La retraite, souvent synonyme de voyages et d’évasion, peut vite se heurter à des réalités financières inattendues. À 55 ans, un couple canadien qui a pris sa retraite anticipée doit remettre en question ses projets de voyage face à des économies qui s’effritent rapidement. Plutôt que de céder au découragement, ils choisissent la gratitude pour leur situation actuelle.
Les revenus et économies du couple ne suffisent pas à financer leurs rêves
Le couple, constitué de mon mari et moi-même, avait toujours envisagé une retraite active ponctuée de voyages aux États-Unis et au Canada. Mon époux a commencé à toucher sa pension du régime d’assurance-retraite du Canada en 2015, tandis que je suis entré dans la même période en 2023. Nous étions confiants quant à notre capacité à vivre confortablement grâce aux économies accumulées jusqu’alors.

Désireux d’augmenter nos ressources financières durant cette période de retraite, nous avons chacun pris des emplois : j’effectue des remplacements dans les écoles locales et rédige également pour des concerts. De son côté, mon mari construit aussi des cabanes de chasse lorsqu’il le peut.
Malgré toutes ces initiatives financières lors de nos préparatifs pré-retraite avec des conseillers financiers, la réalité est devenue frappante lorsque nous avons constaté avoir dépensé près de 50% de nos économies en seulement un an. Cette somme englobe non seulement l’entretien imprévu lié à notre maison neuve mais également le soutien apporté à notre fils dont la famille devait être relogée suite à un incendie.

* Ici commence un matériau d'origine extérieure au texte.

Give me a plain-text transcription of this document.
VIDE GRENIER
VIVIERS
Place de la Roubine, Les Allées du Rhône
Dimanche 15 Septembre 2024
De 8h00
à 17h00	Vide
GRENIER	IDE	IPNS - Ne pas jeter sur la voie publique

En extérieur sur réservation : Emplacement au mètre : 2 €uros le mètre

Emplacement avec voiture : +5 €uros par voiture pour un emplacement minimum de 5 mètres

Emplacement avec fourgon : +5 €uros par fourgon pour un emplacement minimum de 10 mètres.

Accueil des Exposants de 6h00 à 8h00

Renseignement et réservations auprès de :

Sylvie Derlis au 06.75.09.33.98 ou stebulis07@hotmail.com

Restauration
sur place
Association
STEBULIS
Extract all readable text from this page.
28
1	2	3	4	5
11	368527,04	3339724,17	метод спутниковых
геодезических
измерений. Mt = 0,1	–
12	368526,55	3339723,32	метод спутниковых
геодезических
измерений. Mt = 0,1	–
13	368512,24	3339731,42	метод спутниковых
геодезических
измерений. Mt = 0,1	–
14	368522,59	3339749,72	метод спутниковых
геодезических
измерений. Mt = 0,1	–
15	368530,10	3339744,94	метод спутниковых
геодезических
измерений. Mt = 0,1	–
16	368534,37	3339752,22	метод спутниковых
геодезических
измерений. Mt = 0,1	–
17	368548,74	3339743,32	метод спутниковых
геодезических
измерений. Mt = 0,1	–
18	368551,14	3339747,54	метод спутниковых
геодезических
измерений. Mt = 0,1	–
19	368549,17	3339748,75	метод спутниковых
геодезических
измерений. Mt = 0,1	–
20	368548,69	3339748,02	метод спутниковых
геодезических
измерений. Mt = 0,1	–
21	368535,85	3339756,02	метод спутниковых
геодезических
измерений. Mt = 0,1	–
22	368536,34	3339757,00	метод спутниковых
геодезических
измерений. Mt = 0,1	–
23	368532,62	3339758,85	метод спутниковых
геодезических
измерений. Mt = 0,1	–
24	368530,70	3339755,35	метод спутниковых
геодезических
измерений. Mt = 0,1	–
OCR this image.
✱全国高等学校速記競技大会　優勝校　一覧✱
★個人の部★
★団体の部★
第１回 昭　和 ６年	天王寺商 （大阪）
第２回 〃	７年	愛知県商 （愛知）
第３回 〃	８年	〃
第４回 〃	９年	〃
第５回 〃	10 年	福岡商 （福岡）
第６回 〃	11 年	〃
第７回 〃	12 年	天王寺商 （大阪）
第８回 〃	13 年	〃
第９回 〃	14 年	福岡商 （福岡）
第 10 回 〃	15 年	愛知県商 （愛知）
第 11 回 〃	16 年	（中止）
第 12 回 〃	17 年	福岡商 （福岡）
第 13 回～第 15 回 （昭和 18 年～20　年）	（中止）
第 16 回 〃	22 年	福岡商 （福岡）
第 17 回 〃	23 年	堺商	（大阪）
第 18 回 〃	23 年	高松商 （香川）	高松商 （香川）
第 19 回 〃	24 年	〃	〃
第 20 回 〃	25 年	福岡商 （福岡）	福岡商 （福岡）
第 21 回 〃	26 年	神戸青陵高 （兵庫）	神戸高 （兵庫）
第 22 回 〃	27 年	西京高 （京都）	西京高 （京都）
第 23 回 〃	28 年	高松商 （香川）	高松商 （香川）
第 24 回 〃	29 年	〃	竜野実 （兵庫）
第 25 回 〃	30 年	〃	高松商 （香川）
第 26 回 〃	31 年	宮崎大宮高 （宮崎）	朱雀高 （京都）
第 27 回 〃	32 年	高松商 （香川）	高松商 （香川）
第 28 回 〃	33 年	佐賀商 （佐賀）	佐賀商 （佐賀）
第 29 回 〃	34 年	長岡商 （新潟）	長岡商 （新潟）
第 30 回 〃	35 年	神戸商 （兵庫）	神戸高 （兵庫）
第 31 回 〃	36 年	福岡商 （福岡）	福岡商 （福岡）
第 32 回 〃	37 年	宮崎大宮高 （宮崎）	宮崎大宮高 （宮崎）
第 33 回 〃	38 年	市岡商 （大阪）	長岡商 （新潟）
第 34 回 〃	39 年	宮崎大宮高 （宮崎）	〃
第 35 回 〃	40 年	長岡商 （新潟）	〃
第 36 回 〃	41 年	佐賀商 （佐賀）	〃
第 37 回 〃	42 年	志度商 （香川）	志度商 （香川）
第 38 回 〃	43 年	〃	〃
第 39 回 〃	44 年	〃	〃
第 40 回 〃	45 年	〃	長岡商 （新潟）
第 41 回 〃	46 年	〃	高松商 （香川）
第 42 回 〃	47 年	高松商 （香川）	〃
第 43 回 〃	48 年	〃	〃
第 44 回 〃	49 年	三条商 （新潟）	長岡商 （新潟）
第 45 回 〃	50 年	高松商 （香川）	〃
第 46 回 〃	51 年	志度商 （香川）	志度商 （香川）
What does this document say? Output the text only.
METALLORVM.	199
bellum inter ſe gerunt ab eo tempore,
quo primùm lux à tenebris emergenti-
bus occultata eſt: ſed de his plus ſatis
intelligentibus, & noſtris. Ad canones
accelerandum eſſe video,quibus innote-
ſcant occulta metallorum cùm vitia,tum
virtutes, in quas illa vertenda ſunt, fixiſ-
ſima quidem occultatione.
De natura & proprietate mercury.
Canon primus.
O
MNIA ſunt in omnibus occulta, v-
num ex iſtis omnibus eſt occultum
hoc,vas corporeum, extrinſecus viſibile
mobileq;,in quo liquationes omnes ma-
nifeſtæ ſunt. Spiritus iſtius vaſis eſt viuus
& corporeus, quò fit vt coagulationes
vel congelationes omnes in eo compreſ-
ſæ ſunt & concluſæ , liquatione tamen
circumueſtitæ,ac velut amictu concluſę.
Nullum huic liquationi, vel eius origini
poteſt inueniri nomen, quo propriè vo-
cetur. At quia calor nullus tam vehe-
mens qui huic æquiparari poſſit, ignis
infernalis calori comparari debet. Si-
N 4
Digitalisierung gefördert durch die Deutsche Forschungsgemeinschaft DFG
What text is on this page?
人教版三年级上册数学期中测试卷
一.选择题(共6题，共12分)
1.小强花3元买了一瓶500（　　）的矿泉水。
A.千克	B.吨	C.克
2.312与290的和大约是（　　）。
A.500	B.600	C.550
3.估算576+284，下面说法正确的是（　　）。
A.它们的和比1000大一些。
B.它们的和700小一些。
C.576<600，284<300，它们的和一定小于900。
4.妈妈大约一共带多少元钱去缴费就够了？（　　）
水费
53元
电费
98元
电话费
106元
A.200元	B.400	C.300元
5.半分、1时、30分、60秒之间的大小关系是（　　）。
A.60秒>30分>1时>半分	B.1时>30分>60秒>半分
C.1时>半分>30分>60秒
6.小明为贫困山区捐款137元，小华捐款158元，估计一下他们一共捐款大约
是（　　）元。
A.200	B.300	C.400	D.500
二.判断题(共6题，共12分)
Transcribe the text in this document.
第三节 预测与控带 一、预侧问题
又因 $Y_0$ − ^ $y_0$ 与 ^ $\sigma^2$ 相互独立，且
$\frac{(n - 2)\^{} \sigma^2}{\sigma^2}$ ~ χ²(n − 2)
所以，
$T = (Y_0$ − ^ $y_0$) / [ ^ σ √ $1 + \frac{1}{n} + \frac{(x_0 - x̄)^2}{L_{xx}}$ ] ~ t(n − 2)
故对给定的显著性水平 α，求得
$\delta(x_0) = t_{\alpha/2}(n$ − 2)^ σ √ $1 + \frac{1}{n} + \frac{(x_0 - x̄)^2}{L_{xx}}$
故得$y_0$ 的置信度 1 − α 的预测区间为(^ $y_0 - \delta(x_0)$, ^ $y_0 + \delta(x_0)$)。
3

Nous n’avions pas anticipé une telle série d’imprévus : quatre pannes d’appareils ménagers en quatre mois ont affecté notre budget déjà fragile. Par ailleurs, les coûts liés aux biens essentiels continuent d’augmenter sous l’effet de l’inflation.
Le couple choisit la gratitude plutôt que l’envie malgré leurs difficultés financières
Face à ce tournant difficile dans notre existence financière, mon époux et moi avons dû revoir nos priorités. Nos rêves initiaux axés sur le voyage sont désormais mis sur « pause » afin d’assurer une certaine sécurité financière pour les années futures.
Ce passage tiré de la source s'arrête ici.